Vorhandene Ergebnisdatei und VM-Instanz löschen

  1. Legen Sie das Projekt auf das $SECUNDUS_PROJECT_ID-Projekt fest.
gcloud config set project $SECUNDUS_PROJECT_ID
  1. Löschen Sie die Ergebnisdatei.
gsutil rm gs://$SECUNDUS_RESULT_STORAGE_BUCKET/result
  1. Löschen Sie die Confidential VM-Instanz.
gcloud compute instances delete ${WORKLOAD_VM} --zone=${SECUNDUS_PROJECT_ZONE}

Führen Sie die nicht autorisierte Arbeitslast aus:

gcloud compute instances create ${WORKLOAD_VM} \
 --confidential-compute-type=SEV \
 --shielded-secure-boot \
 --maintenance-policy=MIGRATE \
 --scopes=cloud-platform --zone=${SECUNDUS_PROJECT_ZONE} \
 --image-project=confidential-space-images \
 --image-family=confidential-space \
 --service-account=${WORKLOAD_SERVICEACCOUNT}@${SECUNDUS_PROJECT_ID}.iam.gserviceaccount.com \
 --metadata  ^~^tee-image-reference=us-docker.pkg.dev/${SECUNDUS_PROJECT_ID}/custom-image/${WORKLOAD_IMAGE_NAME}:${WORKLOAD_IMAGE_TAG}

Fehler ansehen

Anstelle der Ergebnisse der Arbeitslast wird ein Fehler (The given credential is rejected by the attribute condition) angezeigt.
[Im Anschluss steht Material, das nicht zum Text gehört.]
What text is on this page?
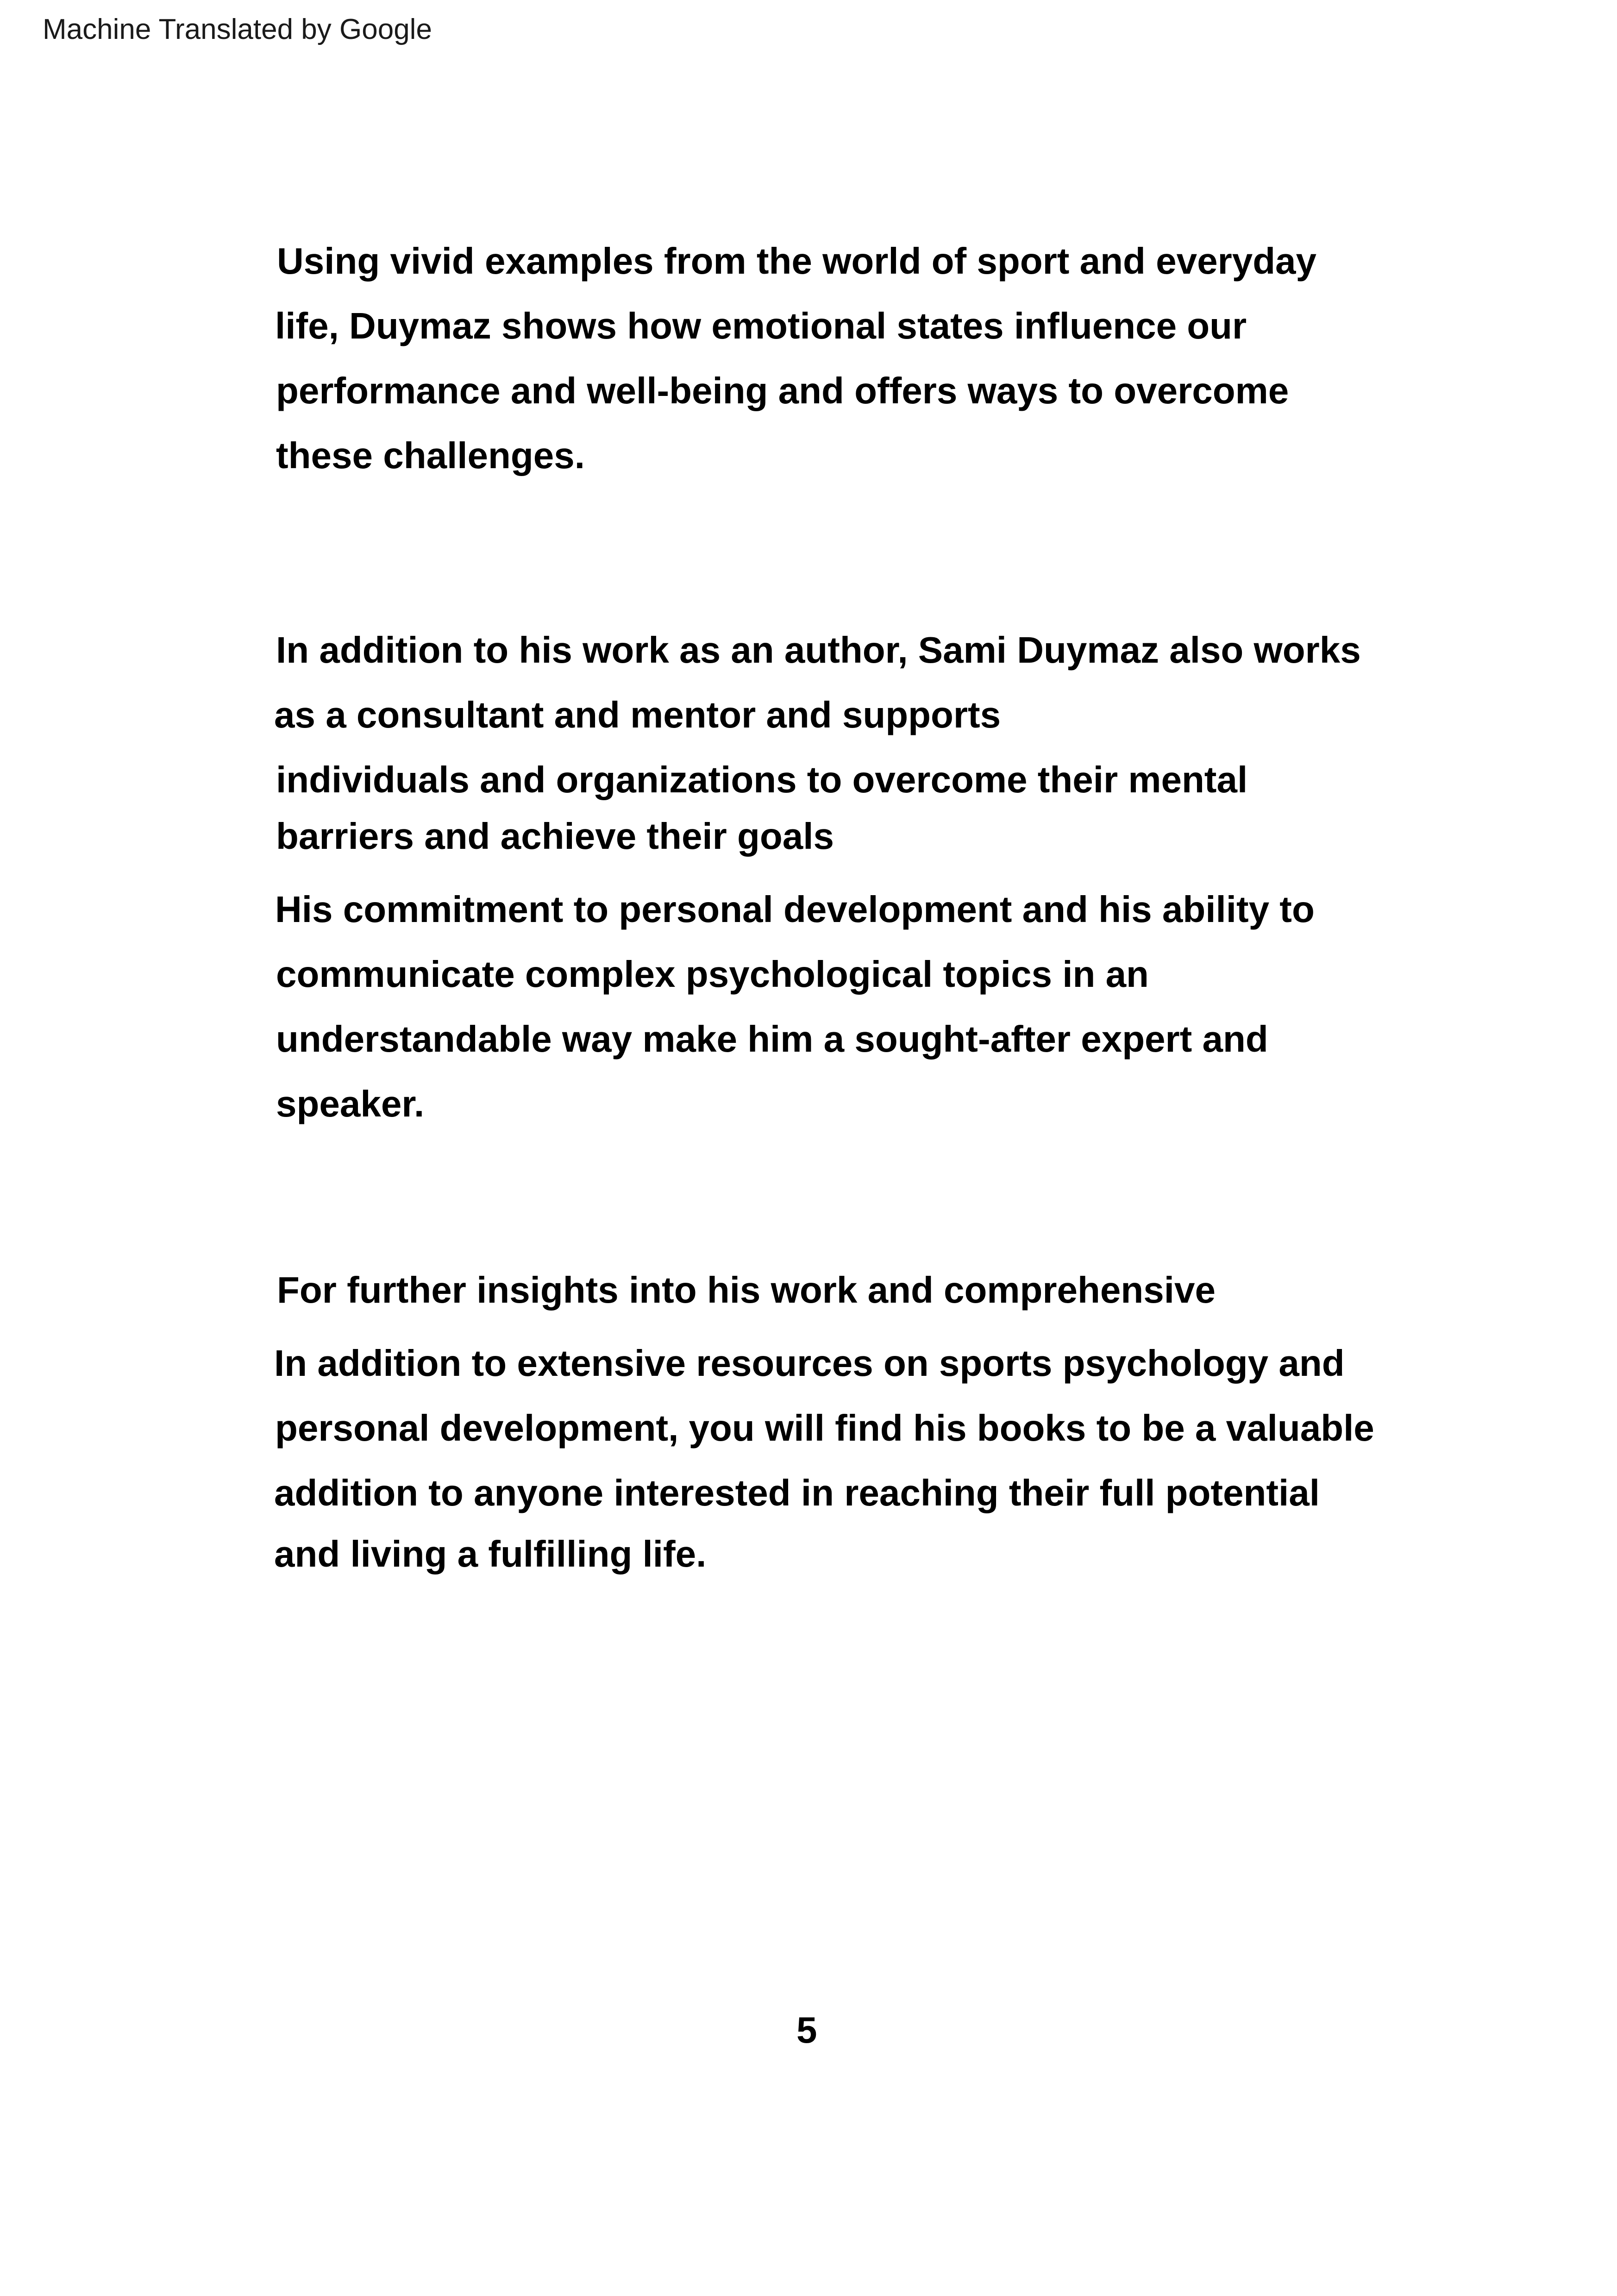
Machine Translated by Google
Using vivid examples from the world of sport and everyday
life, Duymaz shows how emotional states influence our
performance and well-being and offers ways to overcome
these challenges.
In addition to his work as an author, Sami Duymaz also works
as a consultant and mentor and supports
individuals and organizations to overcome their mental
barriers and achieve their goals
His commitment to personal development and his ability to
communicate complex psychological topics in an
understandable way make him a sought-after expert and
speaker.
For further insights into his work and comprehensive
In addition to extensive resources on sports psychology and
personal development, you will find his books to be a valuable
addition to anyone interested in reaching their full potential
and living a fulfilling life.
5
gsutil cat gs://$SECUNDUS_RESULT_STORAGE_BUCKET/result

5. Bereinigen

Hier finden Sie das Skript, mit dem die Ressourcen bereinigt werden können, die wir im Rahmen dieses Codelabs erstellt haben. Im Rahmen dieser Bereinigung werden die folgenden Ressourcen gelöscht:

  • Primus-Eingabe-Bucket ($PRIMUS_INPUT_STORAGE_BUCKET).
  • Primus-Dienstkonto ($PRIMUS_SERVICEACCOUNT).
  • Artefakt-Repository von Primus ($PRIMUS_ARTIFACT_REPOSITORY).
  • Primus-Workload Identity-Pool ($PRIMUS_WORKLOAD_IDENTITY_POOL).
  • Arbeitslast-Dienstkonto von Secundus ($WORKLOAD_SERVICEACCOUNT).
  • Eingabe-Storage-Bucket von Secundus ($SECUNDUS_INPUT_STORAGE_BUCKET).
  • Compute-Instanzen für Arbeitslasten.
  • Ergebnis-Storage-Bucket von Secundus ($SECUNDUS_RESULT_STORAGE_BUCKET).
$ ./cleanup.sh

Wenn Sie fertig sind, sollten Sie Ihr Projekt löschen.

  • Rufen Sie die Cloud Platform Console auf.
  • Wählen Sie das Projekt aus, das Sie beenden möchten, und klicken Sie oben auf „Löschen“. Das Projekt wird dann zum Löschen geplant.